Mesomycetozoea

Mesomycetozoea
Scientific classification
Domain: Eukarya
(unranked)Opisthokonta
(unranked)Choanozoa or Holozoa
Class: Mesomycetozoea
Mendoza et al. 2002
Orders

Amoebidiales
Dermocystida
Ichthyophonida

Synonyms

Ichthyosporea Cavalier-Smith 1998[1]

The Mesomycetozoea (or DRIP clade, or Ichthyosporea) are a small group of Opisthokonta in Eukarya (formerly protists), mostly parasites of fish and other animals.

Significance

They are not particularly distinctive morphologically, appearing in host tissues as enlarged spheres or ovals containing spores, and most were originally classified in various groups as fungi, protozoa, or colorless algae. However, they form a coherent group on molecular trees, closely related to both animals and fungi and so of interest to biologists studying their origins. In a 2008 study they emerge robustly as the sister-group of the clade Filozoa, which includes the animals.[2]

Huldtgren et al., following x-ray tomography of microfossils of the Ediacaran Doushantuo Formation, has interpreted them as mesomycetozoan spore capsules.[3]

Terminology

Eukaryota tree. Note "Ichthyosporea" at bottom left, in Opisthokont clade. "Metazoa" are animals, and Choanoflagellates are closely aligned. Fungi is at other end of Opisthokont clade, with Cristidiscoidea closely aligned. Ichthyosporea is in the middle ("Meso-") of the fungi ("-myceto-") and the animals ("-zoea").

The name DRIP is an acronym for the first protozoa identified as members of the group,[4] Cavalier-Smith later treated them as the class Ichthyosporea, since they were all parasites of fish.

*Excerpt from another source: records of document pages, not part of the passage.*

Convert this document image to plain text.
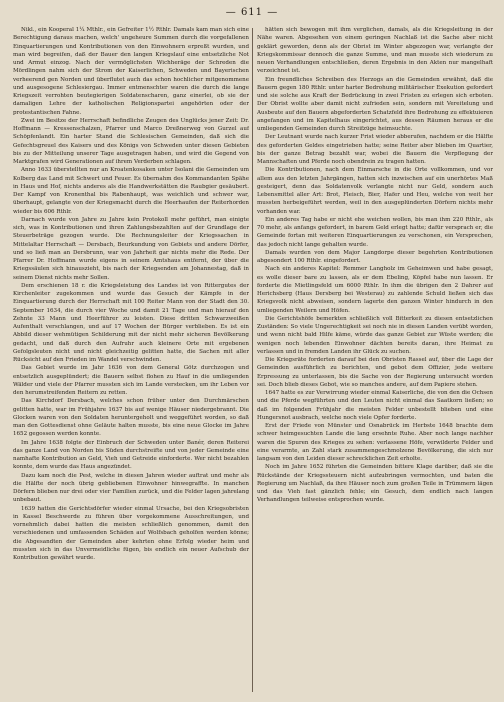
— 611 —

Nikl., ein Kooperal 1¼ Mthlr., ein Gefreiter 1½ Rthlr. Damals kam man sich eine Berechtigung daraus machen, welch' ungeheure Summen durch die vorgefallenen Einquartierungen und Kontributionen von den Einwohnern erpreßt wurden, und man wird begreifen, daß der Bauer den langen Kriegslauf eine entsetzliche Not und Armut einzog. Nach der vermöglichsten Wichheräge der Schreden die Mördlingen nahm sich der Strom der Kaiserlichen, Schweden und Bayerischen verheerend gen Norden und überflutet auch das schon hochlicher mitgenommene und ausgesogene Schlesiergau. Immer entmenschter waren die durch die lange Kriegszeit verrohten beutegierigen Soldatenscharen, ganz einerlei, ob sie der damaligen Lehre der katholischen Religionspartei angehörten oder der protestantischen Fahne.

Zwei im Besitze der Herrschaft befindliche Zeugen des Unglücks jener Zeit: Dr. Hoffmann — Kressenschalzen, Pfarrer und Marco Dreßnerweg von Gurzel auf Schöpfenlandt. Ein harter Stand die Schlesischen Gemeinden, daß sich die Gefechtsgreuel des Kaisers und des Königs von Schweden unter diesen Gebieten bis zu der Mitteilung unserer Tage ausgetragen haben, und wird die Gegend von Marktgrafen wird Generationen auf ihrem Verderben schlagen.

Anno 1633 überstellten nur an Kroatenkosaken unter Isolani die Gemeinden um Kolberg das Land mit Schwert und Feuer. Es übernahm des Kommandanten Spähe in Haus und Hof, nichts anderes als die Handwerkstätten die Raubgier gesäubert. Der Kampf von Kronenthal bis Rabenhaupt, was weichlich und schwer war, überhaupt, gelangte von der Kriegsmacht durch die Heerhaufen der Reiterhorden wieder bis 606 Rthlr.

Darnach wurde von Jahre zu Jahre kein Protokoll mehr geführt, man einigte sich, was in Kontributionen und ihren Zahlungsbezahlten auf der Grundlage der Steuerbeträge gezogen wurde. Die Rechnungsleiter der Kriegssachen in Mittelaltar Herrschaft — Dersbach, Beurkundung von Gebiets und andere Dörfer, und so ließ man an Dersbrunn, war von Jahrheit gar nichts mehr die Rede. Der Pfarrer Dr. Hoffmann wurde eigens in seinem Amtshaus entfernt, der über die Kriegssäulen sich hinauszieht, bis nach der Kriegsenden am Johannestag, daß in seinem Dienst nichts mehr Sollen.

Dem erschienen 18 r. die Kriegsleistung des Landes ist von Rittergutes der Kirchenleiter zugekommen und wurde das Gesuch der Kämpfe in der Einquartierung durch der Herrschaft mit 100 Reiter Mann von der Stadt den 30. September 1634, die durch vier Woche und damit 21 Tage und man hierauf den Zehnte 33 Mann und Heerführer zu leisten. Diese dritten Schwarzweißen Aufenthalt verschlangen, und auf 17 Wochen der Bürger verblieben. Es ist ein Abbild dieser wehmütigen Schilderung mit der nicht mehr sicheren Bevölkerung gedacht, und daß durch den Aufruhr auch kleinere Orte mit ergebenen Gefolgsleuten nicht und nicht gleichzeitig gelitten hatte, die Sachen mit aller Rücksicht auf den Frieden im Wandel verschwinden.

Das Gebiet wurde im Jahr 1636 von dem General Götz durchzogen und entsetzlich ausgeplündert; die Bauern selbst flohen zu Hauf in die umliegenden Wälder und viele der Pfarrer mussten sich im Lande verstecken, um ihr Leben vor den herumstreifenden Reitern zu retten.

Das Kirchdorf Dersbach, welches schon früher unter den Durchmärschen gelitten hatte, war im Frühjahre 1637 bis auf wenige Häuser niedergebrannt. Die Glocken waren von den Soldaten heruntergeholt und weggeführt worden, so daß man den Gottesdienst ohne Geläute halten musste, bis eine neue Glocke im Jahre 1652 gegossen werden konnte.

Im Jahre 1638 folgte der Einbruch der Schweden unter Banér, deren Reiterei das ganze Land von Norden bis Süden durchstreifte und von jeder Gemeinde eine namhafte Kontribution an Geld, Vieh und Getreide einforderte. Wer nicht bezahlen konnte, dem wurde das Haus angezündet.

Dazu kam noch die Pest, welche in diesen Jahren wieder auftrat und mehr als die Hälfte der noch übrig gebliebenen Einwohner hinwegraffte. In manchen Dörfern blieben nur drei oder vier Familien zurück, und die Felder lagen jahrelang unbebaut.

1639 hatten die Gerichtsdörfer wieder einmal Ursache, bei den Kriegsobristen in Kassel Beschwerde zu führen über vorgekommene Ausschreitungen, und vornehmlich dabei hatten die meisten schließlich genommen, damit den verschiedenen und umfassenden Schäden auf Wolfsbach geholfen werden könne; die Abgesandten der Gemeinden aber kehrten ohne Erfolg wieder heim und mussten sich in das Unvermeidliche fügen, bis endlich ein neuer Aufschub der Kontribution gewährt wurde.

hätten sich bewogen mit ihm verglichen, damals, als die Kriegsleitung in der Nähe waren. Abgesehen von einem geringen Nachlaß ist die Sache aber nicht geklärt geworden, denn als der Obrist im Winter abgezogen war, verlangte der Kriegskommissar dennoch die ganze Summe, und man musste sich wiederum zu neuen Verhandlungen entschließen, deren Ergebnis in den Akten nur mangelhaft verzeichnet ist.

Ein freundliches Schreiben des Herzogs an die Gemeinden erwähnt, daß die Bauern gegen 180 Rthlr. unter harter Bedrohung militärischer Exekution gefordert und sie solche aus Kraft der Bedrückung in zwei Fristen zu erlegen sich erboten. Der Obrist wollte aber damit nicht zufrieden sein, sondern mit Vereitelung und Ausbeute auf den Bauern abgeforderten Schatzfeld ihre Bedrohung zu effektuieren angefangen und im Kapitelhaus eingerichtet, aus dessen Räumen heraus er die umliegenden Gemeinden durch Streifzüge heimsuchte.

Der Leutnant wurde nach kurzer Frist wieder abberufen, nachdem er die Hälfte des geforderten Geldes eingetrieben hatte; seine Reiter aber blieben im Quartier, bis der ganze Betrag bezahlt war, wobei die Bauern die Verpflegung der Mannschaften und Pferde noch obendrein zu tragen hatten.

Die Kontributionen, nach dem Einmarsche in die Orte vollkommen, und vor allem aus den letzten Jahrgängen, hatten sich inzwischen auf ein unerhörtes Maß gesteigert, denn das Soldatenvolk verlangte nicht nur Geld, sondern auch Lebensmittel aller Art: Brot, Fleisch, Bier, Hafer und Heu, welche von weit her mussten herbeigeführt werden, weil in den ausgeplünderten Dörfern nichts mehr vorhanden war.

Ein anderes Tag habe er nicht ehe weichen wollen, bis man ihm 220 Rthlr., als 70 mehr, als anfangs gefordert, in barem Geld erlegt hatte; dafür versprach er, die Gemeinde fortan mit weiteren Einquartierungen zu verschonen, ein Versprechen, das jedoch nicht lange gehalten wurde.

Damals wurden von dem Major Langdorpe dieser begehrten Kontributionen abgesondert 100 Rthlr. eingefordert.

Nach ein anderes Kapitel: Remmer Langholz im Geheimwen und habe gesagt, es wolle dieser bare zu lassen, als er dem Ebeling, Köpfel habe nun lassen. Er forderte die Mietlingsfeld um 6000 Rthlr. In ihm die übrigen den 2 Dahrer auf Herichsberg (Haus Dersberg bei Westerau) zu zahlende Schuld ließen sich das Kriegsvolk nicht abweisen, sondern lagerte den ganzen Winter hindurch in den umliegenden Weilern und Höfen.

Die Gerichtshöfe bemerkten schließlich voll Bitterkeit zu diesen entsetzlichen Zuständen: So viele Ungerechtigkeit sei noch nie in diesen Landen verübt worden, und wenn nicht bald Hilfe käme, würde das ganze Gebiet zur Wüste werden; die wenigen noch lebenden Einwohner dächten bereits daran, ihre Heimat zu verlassen und in fremden Landen ihr Glück zu suchen.

Die Kriegsräte forderten darauf bei den Obristen Rassel auf, über die Lage der Gemeinden ausführlich zu berichten, und gebot dem Offizier, jede weitere Erpressung zu unterlassen, bis die Sache von der Regierung untersucht worden sei. Doch blieb dieses Gebot, wie so manches andere, auf dem Papiere stehen.

1647 hatte es zur Verwirrung wieder einmal Kaiserliche, die von den die Ochsen und die Pferde wegführten und den Leuten nicht einmal das Saatkorn ließen; so daß im folgenden Frühjahr die meisten Felder unbestellt blieben und eine Hungersnot ausbrach, welche noch viele Opfer forderte.

Erst der Friede von Münster und Osnabrück im Herbste 1648 brachte dem schwer heimgesuchten Lande die lang ersehnte Ruhe. Aber noch lange nachher waren die Spuren des Krieges zu sehen: verlassene Höfe, verwilderte Felder und eine verarmte, an Zahl stark zusammengeschmolzene Bevölkerung, die sich nur langsam von den Leiden dieser schrecklichen Zeit erholte.

Noch im Jahre 1652 führten die Gemeinden bittere Klage darüber, daß sie die Rückstände der Kriegssteuern nicht aufzubringen vermochten, und baten die Regierung um Nachlaß, da ihre Häuser noch zum großen Teile in Trümmern lägen und das Vieh fast gänzlich fehle; ein Gesuch, dem endlich nach langen Verhandlungen teilweise entsprochen wurde.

Since other new members have been added (e.g. the former fungal orders Eccrinales and Amoebidiales), Mendoza et al. suggested changing the name to Mesomycetozoea, which refers to their evolutionary position. On Eukaryota tree, in Opisthokont clade, Mesomycetozoea is in the middle ("Meso-") of the fungi ("-myceto-") and the animals ("-zoea").[5] Note the name Mesomycetozoa (without a second e) is also used to refer to this group, but Mendoza et al. use it as an alternate name for the phylum Choanozoa.[6]

Taxonomy

References

  1. Cavalier-Smith, T. 1998. Neomonada and the origin of animals and fungi. In: Coombs GH, Vickerman K, Sleigh MA, Warren A (ed.) Evolutionary relationships among protozoa. Kluwer, London, pp. 375-407,
  2. Shalchian-Tabrizi K., Minge M.A., Espelund M.; et al. (7 May 2008). Aramayo, Rodolfo, ed. "Multigene Phylogeny of Choanozoa and the Origin of Animals". PLoS ONE. 3 (5): e2098. doi:10.1371/journal.pone.0002098. PMC 2346548Freely accessible. PMID 18461162.
  3. Douglas Fox, "How life got complicated", Discover Magazine, December 2012.
  4. Ragan MA, Goggin CL, Cawthorn RJ, et al. (October 1996). "A novel clade of protistan parasites near the animal-fungal divergence". Proc. Natl. Acad. Sci. U.S.A. 93 (21): 11907–12. doi:10.1073/pnas.93.21.11907. PMC 38157Freely accessible. PMID 8876236.
  5. Herr RA, Ajello L, Taylor JW, Arseculeratne SN, Mendoza L (September 1999). "Phylogenetic Analysis of Rhinosporidium seeberi's 18S Small-Subunit Ribosomal DNA Groups This Pathogen among Members of the Protoctistan Mesomycetozoa Clade". J. Clin. Microbiol. 37 (9): 2750–4. PMC 85368Freely accessible. PMID 10449446.
  6. Mendoza L, Taylor JW, Ajello L (October 2002). "The class mesomycetozoea: a heterogeneous group of microorganisms at the animal-fungal boundary". Annu. Rev. Microbiol. 56: 315–44. doi:10.1146/annurev.micro.56.012302.160950. PMID 12142489.
  7. Cavalier-Smith (May 2012). "Early evolution of eukaryote feeding modes, cell structural diversity, and classification of the protozoan phyla Loukozoa, Sulcozoa, and Choanozoa". European Journal of Protistology. 49: 115–178. doi:10.1016/j.ejop.2012.06.001.
  8. Crous PW, Gams W, Stalpers JA, Cannon PF, Kirk PM, David JC, Triebel D (November 2004). "An online database of names and descriptions as an alternative to registration". Mycological Research. 108 (11): 1236–1238. doi:10.1017/S0953756204221554.